The X-Men franchise tie-in game made for gamers who, on the whole, wouldn't otherwise have given a rat's ass about the X-Men franchise. Plus, Vin Diesel's gravelly, murderous voice… I mean, brrrr. Best of all, this was one of the titles that showed us just how closely and effectively Hollywood and the gaming world could (not) work together to deliver a kick-ass, no-compromises product.īutcher Bay cheated, like any good con would do with a shank made from a toothbrush, and it was not based on the pile of garbage it was named after, but rather as a prequel to the previous good film, Pitch Black. Chronicles of Riddick: Escape from Butcher BayĪ startlingly high-quality atmospheric first-person shooter for the Xbox 360, it shamed other movie-based games into admitting that they sucked by comparison.Ĭhronicles of Riddick: Escape from Butcher Baydid avenging justice, and then some, to the notion of a movie-based game experience, and managed to masterfully combine elements of first-person shooting, puzzle-solving, stealth, melee combat, story-telling, and even survival-horror-worthy levels of dramatic tension-and all delivered without a cluttering HUD. It had gadget-laden, multi-objective-based missions, and it was the four-player, split-screen beanbag-fest that paved the way for the calm, collected, Bond-style smackdown on your console-gaming friends.Ģ. First-person games were coming and going even in those creaky days of N64 yore, but it was the accumulation of little touches that made GoldenEye 007 a good game: The lulling tinkle of bland muzak as one level begins in an elevator-suddenly bursting into the rousing, spy-thriller score when the elevator doors open and the real action begins.

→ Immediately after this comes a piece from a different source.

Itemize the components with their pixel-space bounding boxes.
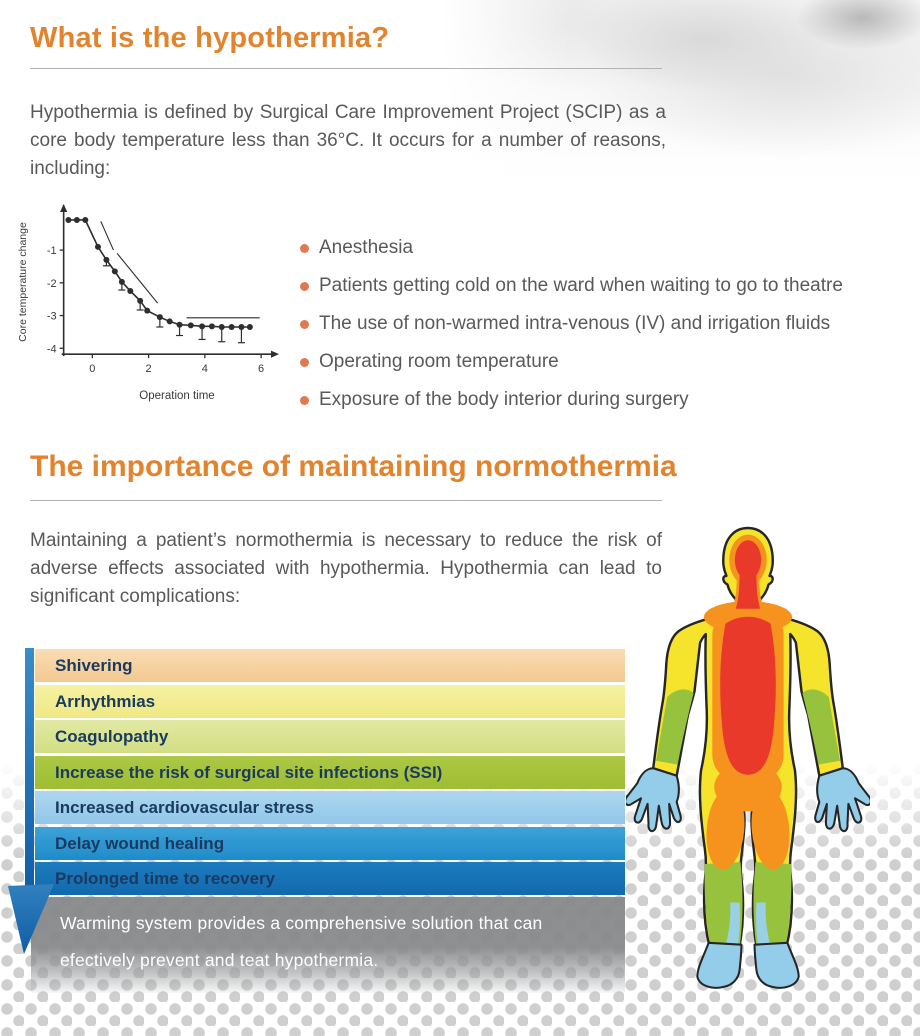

PHANTASMIC VAMPIRE UNIVERSE MOVIE
Tense first-person action, great audiovisual presentation, and of course, a chance to be James Bond (even if was 'Brosnan Bond'-and from a movie that had already damn-near dropped off the pop-cultural radar at the time, to boot). The single-handed super-spy hero of N64 first-person gaming. Here's to when things go more or less right. Sometimes, we cringe as a release date approaches, flinching as if from yet another expected kick squaw in the nuts… and instead, we get an okay movie-based game. Some of the worst transgressions are hard to even talk about without shuddering, and not in a good, shivery way (and oh yeah, I'm glaring sullenly at you, Ju-On: The Grudge Haunted House Simulator).īut sometimes… sometimes, the universe (and the games industry) treats us okay. It's a fact-turned-cherished-tradition that the majority of movie-based games suck rocks, and the Truth will never be able to take that away from you. Nobody-least of all one of your humble Game Revolutionaries-wants to strip you of your God-given right to bitch and piss and moan and hate on movie-based video games in general.

We see you sitting there, clenching those gamer-glutes as you prepare to read this.